If you are not getting good results with tool calling, or prefer this method for any reason, you can switch to this mode:
### rest of the code as above ...
client = gm.GenerativeModel(
"gemini-1.5-pro-preview-0409", mode=instructor.Mode.VERTEXAI_JSON
)
## rest of the code as above ...
Limitations¶
Currently, Vertex AI offers does not support the following attributes from the OpenAPI schema: optional
, maximum
, anyOf
. This means that not all pydantic models will be supported. Below, I'll share some models that could trigger this error and some work-arounds.
optional / anyOf¶
Using a pydantic model with an Optional
field raise an exception, because the Optional type is translated to "anyOf": [integer , null]
which is not yet supported.
from typing import Optional
class User(BaseModel):
name: str
age: Optional[int]
resp = client.create(
messages=[
{
"role": "user",
"content": "Extract Anibal is 23 years old.",
}
],
response_model=User,
)
print(resp)
# ValueError: Protocol message Schema has no "anyOf" field.

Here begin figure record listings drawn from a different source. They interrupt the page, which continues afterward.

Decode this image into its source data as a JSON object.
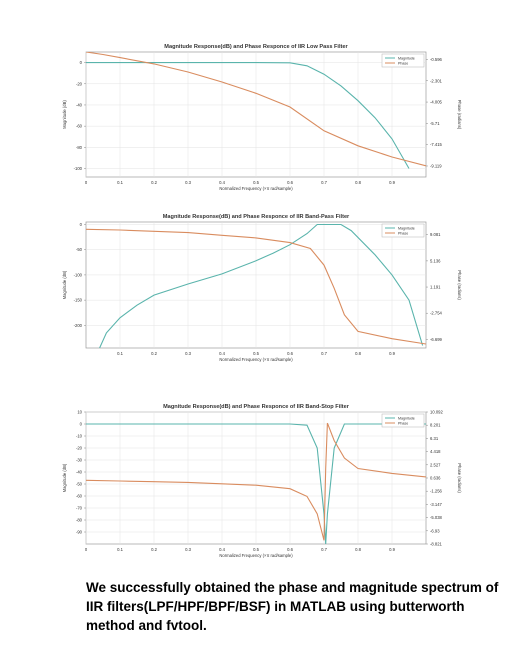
{
  "chart_data": [
    {
      "type": "line",
      "title": "Magnitude Response(dB) and Phase Responce of IIR Low Pass Filter",
      "xlabel": "Normalized Frequency (×π rad/sample)",
      "ylabel": "Magnitude (dB)",
      "y2label": "Phase (radians)",
      "xlim": [
        0,
        1
      ],
      "ylim": [
        -108,
        10
      ],
      "y2lim": [
        -10.0,
        0.0
      ],
      "x_ticks": [
        "0",
        "0.1",
        "0.2",
        "0.3",
        "0.4",
        "0.5",
        "0.6",
        "0.7",
        "0.8",
        "0.9"
      ],
      "y_ticks": [
        "0",
        "-20",
        "-40",
        "-60",
        "-80",
        "-100"
      ],
      "y2_ticks": [
        "-0.596",
        "-2.301",
        "-4.005",
        "-5.71",
        "-7.415",
        "-9.119"
      ],
      "grid": true,
      "legend": "top-right",
      "series": [
        {
          "name": "Magnitude",
          "color": "#5ab4ac",
          "axis": "left",
          "x": [
            0,
            0.1,
            0.2,
            0.3,
            0.4,
            0.5,
            0.6,
            0.65,
            0.7,
            0.75,
            0.8,
            0.85,
            0.9,
            0.95
          ],
          "y": [
            0,
            0,
            0,
            0,
            0,
            0,
            -0.2,
            -3,
            -11,
            -22,
            -36,
            -52,
            -72,
            -100
          ]
        },
        {
          "name": "Phase",
          "color": "#d98c5f",
          "axis": "right",
          "x": [
            0,
            0.05,
            0.1,
            0.2,
            0.3,
            0.4,
            0.5,
            0.6,
            0.7,
            0.8,
            0.9,
            1.0
          ],
          "y": [
            0.0,
            -0.2,
            -0.45,
            -0.95,
            -1.6,
            -2.4,
            -3.3,
            -4.4,
            -6.3,
            -7.5,
            -8.4,
            -9.1
          ]
        }
      ]
    },
    {
      "type": "line",
      "title": "Magnitude Response(dB) and Phase Responce of IIR Band-Pass Filter",
      "xlabel": "Normalized Frequency (×π rad/sample)",
      "ylabel": "Magnitude (dB)",
      "y2label": "Phase (radians)",
      "xlim": [
        0,
        1
      ],
      "ylim": [
        -245,
        5
      ],
      "y2lim": [
        -8.0,
        11.0
      ],
      "x_ticks": [
        "0.1",
        "0.2",
        "0.3",
        "0.4",
        "0.5",
        "0.6",
        "0.7",
        "0.8",
        "0.9"
      ],
      "y_ticks": [
        "0",
        "-50",
        "-100",
        "-150",
        "-200"
      ],
      "y2_ticks": [
        "9.081",
        "5.136",
        "1.191",
        "-2.754",
        "-6.699"
      ],
      "grid": true,
      "legend": "top-right",
      "series": [
        {
          "name": "Magnitude",
          "color": "#5ab4ac",
          "axis": "left",
          "x": [
            0.04,
            0.06,
            0.1,
            0.15,
            0.2,
            0.3,
            0.4,
            0.5,
            0.55,
            0.6,
            0.65,
            0.68,
            0.75,
            0.78,
            0.85,
            0.9,
            0.95,
            0.99
          ],
          "y": [
            -245,
            -215,
            -185,
            -160,
            -140,
            -118,
            -98,
            -72,
            -57,
            -40,
            -18,
            0,
            0,
            -12,
            -60,
            -100,
            -150,
            -240
          ]
        },
        {
          "name": "Phase",
          "color": "#d98c5f",
          "axis": "right",
          "x": [
            0,
            0.1,
            0.2,
            0.3,
            0.4,
            0.5,
            0.6,
            0.66,
            0.7,
            0.73,
            0.76,
            0.8,
            0.9,
            1.0
          ],
          "y": [
            9.9,
            9.8,
            9.6,
            9.4,
            9.0,
            8.6,
            7.9,
            7.0,
            4.5,
            1.0,
            -3.0,
            -5.5,
            -6.6,
            -7.4
          ]
        }
      ]
    },
    {
      "type": "line",
      "title": "Magnitude Response(dB) and Phase Responce of IIR Band-Stop Filter",
      "xlabel": "Normalized Frequency (×π rad/sample)",
      "ylabel": "Magnitude (dB)",
      "y2label": "Phase (radians)",
      "xlim": [
        0,
        1
      ],
      "ylim": [
        -100,
        10
      ],
      "y2lim": [
        -8.821,
        10.092
      ],
      "x_ticks": [
        "0",
        "0.1",
        "0.2",
        "0.3",
        "0.4",
        "0.5",
        "0.6",
        "0.7",
        "0.8",
        "0.9"
      ],
      "y_ticks": [
        "10",
        "0",
        "-10",
        "-20",
        "-30",
        "-40",
        "-50",
        "-60",
        "-70",
        "-80",
        "-90"
      ],
      "y2_ticks": [
        "10.092",
        "8.201",
        "6.31",
        "4.418",
        "2.527",
        "0.636",
        "-1.256",
        "-3.147",
        "-5.038",
        "-6.93",
        "-8.821"
      ],
      "grid": true,
      "legend": "top-right",
      "series": [
        {
          "name": "Magnitude",
          "color": "#5ab4ac",
          "axis": "left",
          "x": [
            0,
            0.6,
            0.65,
            0.68,
            0.7,
            0.705,
            0.71,
            0.73,
            0.76,
            1.0
          ],
          "y": [
            0,
            0,
            -1,
            -20,
            -75,
            -100,
            -75,
            -20,
            0,
            0
          ]
        },
        {
          "name": "Phase",
          "color": "#d98c5f",
          "axis": "right",
          "x": [
            0,
            0.1,
            0.2,
            0.3,
            0.4,
            0.5,
            0.6,
            0.65,
            0.68,
            0.7,
            0.705,
            0.71,
            0.73,
            0.76,
            0.8,
            0.9,
            1.0
          ],
          "y": [
            0.3,
            0.2,
            0.1,
            0.0,
            -0.2,
            -0.4,
            -0.9,
            -2.0,
            -4.5,
            -8.3,
            2.0,
            8.5,
            6.0,
            3.5,
            2.0,
            1.3,
            0.8
          ]
        }
      ]
    }
  ],
  "caption": "We successfully obtained the phase and magnitude spectrum of IIR filters(LPF/HPF/BPF/BSF) in MATLAB using butterworth method and fvtool."
}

A workaround if to set a certain default value that Gemini can fall back on if the information is not present:
from pydantic import Field
class User(BaseModel):
name: str
age: int = Field(default=0) # or just age: int = 0
resp = client.create(
messages=[
{
"role": "user",
"content": "Extract Anibal is _ years old.",
}
],
response_model=User,
)
print(resp)
# name='Anibal' age=0
This workaround can also work with default_factories:
class User(BaseModel):
name: str
age: int
siblings: list[str] = Field(default_factory=lambda: [])
resp = client.create(
messages=[
{
"role": "user",
"content": "Extract Anibal is 23 years old.",
}
],
response_model=User,
)
print(resp)
# name='Anibal' age=23 siblings=[]
maximum¶
Using the lt
(less than) or gt
(greater than) paramateres in a pydantic field will raise exceptions:
class User(BaseModel):
name: str
age: int = Field(gt=0)
resp = client.create(
messages=[
{
"role": "user",
"content": "Extract Anibal is 23 years old.",
}
],
response_model=User,
)
print(resp)
# ValueError: Protocol message Schema has no "exclusiveMinimum" field.
class User(BaseModel):
name: str
age: int = Field(lt=100)
resp = client.create(
messages=[
{
"role": "user",
"content": "Extract Anibal is _ years old.",
}
],
response_model=User,
)
print(resp)
# ValueError: Protocol message Schema has no "exclusiveMaximum" field
A workaround for this is to use pydantic validadors to change these values post creation
from pydantic import field_validator
class User(BaseModel):
name: str
age: int
@field_validator("age")
def age_range_limit(cls, age: int) -> int:
if age > 100:
age = 100
elif age < 0:
age = 0
return age
resp = client.create(
messages=[
{
"role": "user",
"content": "Extract Anibal is 1023 years old.",
}
],
response_model=User,
)
print(resp)
# name='Anibal' age=100
resp = client.create(
messages=[
{
"role": "user",
"content": "Extract Anibal is -12 years old.",
}
],
response_model=User,
)
print(resp)
# name='Anibal' age=0
So by relying on pydantic, we can mitigate some of the current limitations with the Gemini models 😊.